Roya Sotoodeh, Fereidoun Nowshiravanrahatabad, Nader Jafarnia Dabanloo




Background: Parkinson’s disease (PD) is the third most common neurodegenerative disease in the central nervous system. It is a degenerative and slowly progressive disease. PD patients have difficulty at the beginning of the movement, at the path of movement, and at the end of the movement. PD consists of 5 main stages.
Methods: The purpose of this study was to diagnose PD type 1 and 2 on the electrical activity of shoulder muscle during isometric contraction with and without intellectual activity. In the same way, the electrical activity of the 2 right anterior deltoid muscles and the right upper trapezium by electromyographic apparatus in 4 conditions: (1) Resting, (2) Resting with intellectual activity, (3) performing an isometric movement in the hands, and (4) performing a movement Isometric in hand with an intellectual activity evaluated. The statistical population of the study consisted of 20 patients as experimental group (10 patients in the first stage and 10 patients in the second stage of PD) and ten healthy subjects as the control group as the statistical population. Shapiro-Wilk test was used to determine the normal distribution of data. Averages of variables were compared using the ANOVA test at a significant level of 5%. All statistical methods were performed using SPSS software.

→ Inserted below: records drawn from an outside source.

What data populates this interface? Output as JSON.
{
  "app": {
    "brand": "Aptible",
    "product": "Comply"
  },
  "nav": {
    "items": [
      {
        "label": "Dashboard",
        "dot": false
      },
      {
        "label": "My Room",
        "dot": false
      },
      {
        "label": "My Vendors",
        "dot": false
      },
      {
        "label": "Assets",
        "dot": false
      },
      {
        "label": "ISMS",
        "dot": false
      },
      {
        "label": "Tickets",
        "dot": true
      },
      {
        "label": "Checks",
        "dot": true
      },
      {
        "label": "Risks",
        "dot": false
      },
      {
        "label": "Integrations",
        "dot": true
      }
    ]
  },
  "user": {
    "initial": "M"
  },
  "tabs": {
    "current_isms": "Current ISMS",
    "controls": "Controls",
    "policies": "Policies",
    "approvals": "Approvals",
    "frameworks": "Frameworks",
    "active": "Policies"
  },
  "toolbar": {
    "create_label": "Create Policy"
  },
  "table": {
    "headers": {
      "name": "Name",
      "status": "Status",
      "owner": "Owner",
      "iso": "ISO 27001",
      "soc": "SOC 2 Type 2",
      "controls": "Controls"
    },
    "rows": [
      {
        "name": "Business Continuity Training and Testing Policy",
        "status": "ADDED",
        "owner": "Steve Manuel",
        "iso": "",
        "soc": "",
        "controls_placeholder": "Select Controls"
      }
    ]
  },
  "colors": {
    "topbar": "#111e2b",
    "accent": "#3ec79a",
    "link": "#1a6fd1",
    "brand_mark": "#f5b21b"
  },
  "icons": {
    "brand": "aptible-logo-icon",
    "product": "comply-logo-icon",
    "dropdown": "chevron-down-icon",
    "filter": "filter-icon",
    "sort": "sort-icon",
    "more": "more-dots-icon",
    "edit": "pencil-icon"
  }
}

Results: The results of this study showed that the electrical activity of the shoulder belt muscles is significantly different during and after the isometric contraction with and without mental activity in PD type I and II.
Conclusion: As a result, a non-invasive approach to assessing the electrical activity of shoulder muscle can be used to determine the first and second stages of PD. Research shows that PD is a chronic and progressive complication that most affects older people. Also, according to the results, Parkinson’s patients have weaker performance in cognitive functions than healthy people.


Parkinson’s disease; Electromyography; Shoulder muscle; Isometric contraction; Intellectual activity.